The stock market may be down, but the market for sporting collectibles, fueled by inflation, the declining dollar and a growing hunger for the past, is booming. Collectors and dealers are snapping up rare books, prints, decoys, shotguns and fly rods as though they were wheeling in pork-belly futures. A sampling of the market:

Books. "Prices have gone up 200% or 300% in some trade Derrydale Press books, even higher in the deluxe editions," reports Colonel Henry A. Siegel of the Anglers' and Shooters' Bookshelf in Goshen, Conn. "The deluxe edition of Phair's Atlantic Salmon Fishing, one of 40, sold for $800 six or seven years ago. Now it's over $4,000. More people are beginning to appreciate quality books as a hedge against the falling dollar. The British have been doing this for a much longer time because they had monetary problems before we did."

Guns. Jay Hansen of Hansen & Company in Southport, Conn., collecting editor for Gun World, says, "There has been a solid increase every year for the last 10 years, and I see no slacking off whatsoever. A Holland and Holland royal grade side by side, full detachable side-locks, 12-gauge, 26-inch barrels, pre-World War II, basically new condition, fetches about $8,000 here or abroad, and that's double what it was five years ago.

"A very diversified group of people are doing the buying now, and many are not greatly interested in firearms per se but in marketable commodities. There are a lot more people who collect guns than you would think, but they don't like it known. In my town of 60,000, I know at least a dozen people who have 100 to 300 guns in their collection. A lot of show business people collect guns, primarily as an investment, but they don't want to talk about it. One who does talk a bit is Buddy Hackett, who collects Colts. Another is Mel Tormè."

Rods. "Within the past year, there has been a new groundswell of activity in the highest quality antique rods," says Martin Keane, a dealer in Bridgewater. Conn. "Last year, Bangor Leonard fly rods, made before 1881, sold for $800 to $1,200 each in normal condition. Now they're going for $1,200 to $2,400."
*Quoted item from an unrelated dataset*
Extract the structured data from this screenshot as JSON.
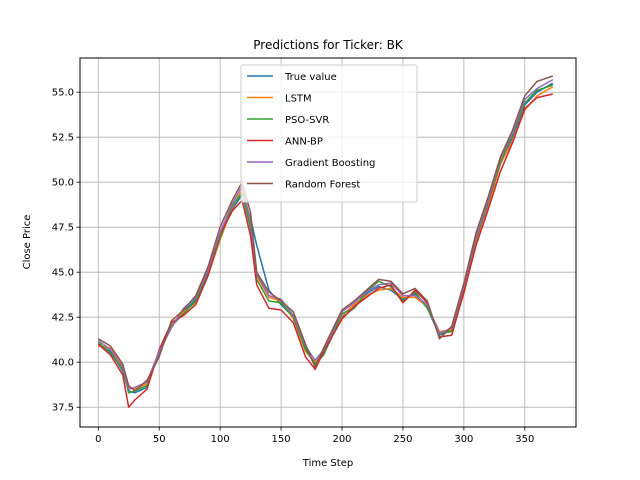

In the last year contemporary classic rods, such as those made by the late Everett Garrison, have moved from the $700 to $1,000 range, a bargain, as far as Keane is concerned. "In the entire collectible field—furniture, violins, watches, coins, stamps—a classic fishing rod is the only single commodity that you can buy for $1,000 and have the best in the world."

A RUN FOR YOUR MONEY

A series of strange little ads appeared in New York newspapers last week for something called "Rent-A-Jogger." For only $1.95, the ad promised, "Rent me and I will jog for you at least one mile each day (weather permitting) for the next year." Moreover, a customer gets a certificate suitable for framing, "attesting to the world that your jogger is securing for you the benefits of a healthful glow, extraordinary stamina, exciting muscle tone and a power-filled sense of total well-being."

Rent-A-Jogger is the idea of Harry Buonocore, a 45-year-old stockbroker from Queens, who is also the guy who runs for you. Believe it or not, within several days after the ads appeared, 322 people had sent in the $1.95 fee, which more than paid for the ads. Buonocore isn't going to run 322 miles a day. He's going to keep running his mile a day, and say he's done it just for you. And why would anyone pay him $1.95? Says Buonocore, "Bill Rodgers would cost a lot more."

JOCKETTA

The Steve Cauthen of Argentina is a girl. Her name is Marina Lezcano, and she stands 4'11" and weighs 97 pounds. This season she rode Telescopio, a good but not a great horse, to victory in all four of Argentina's classics, an unprecedented feat. She capped the Quadruple Crown by winning the Carlos Pellegrini Gran Prix in Buenos Aires by 18 lengths.

Now 21, Marina grew up with a love of animals; at one time she had 62 dogs and 30 cats. She was at first barred from the jockey School of Apprentices because of a "no females" rule. Citing the case of a Brazilian girl who rode, she finally was accepted in 1974 and won her first race that year, an event for jockettas, or girl jockeys, only. The next year she began competing with male jockeys. Juan Bianchi, the trainer of Telescopio, says he chose Marina because "She has a hand of silk, and some horses need the soft handling of a woman."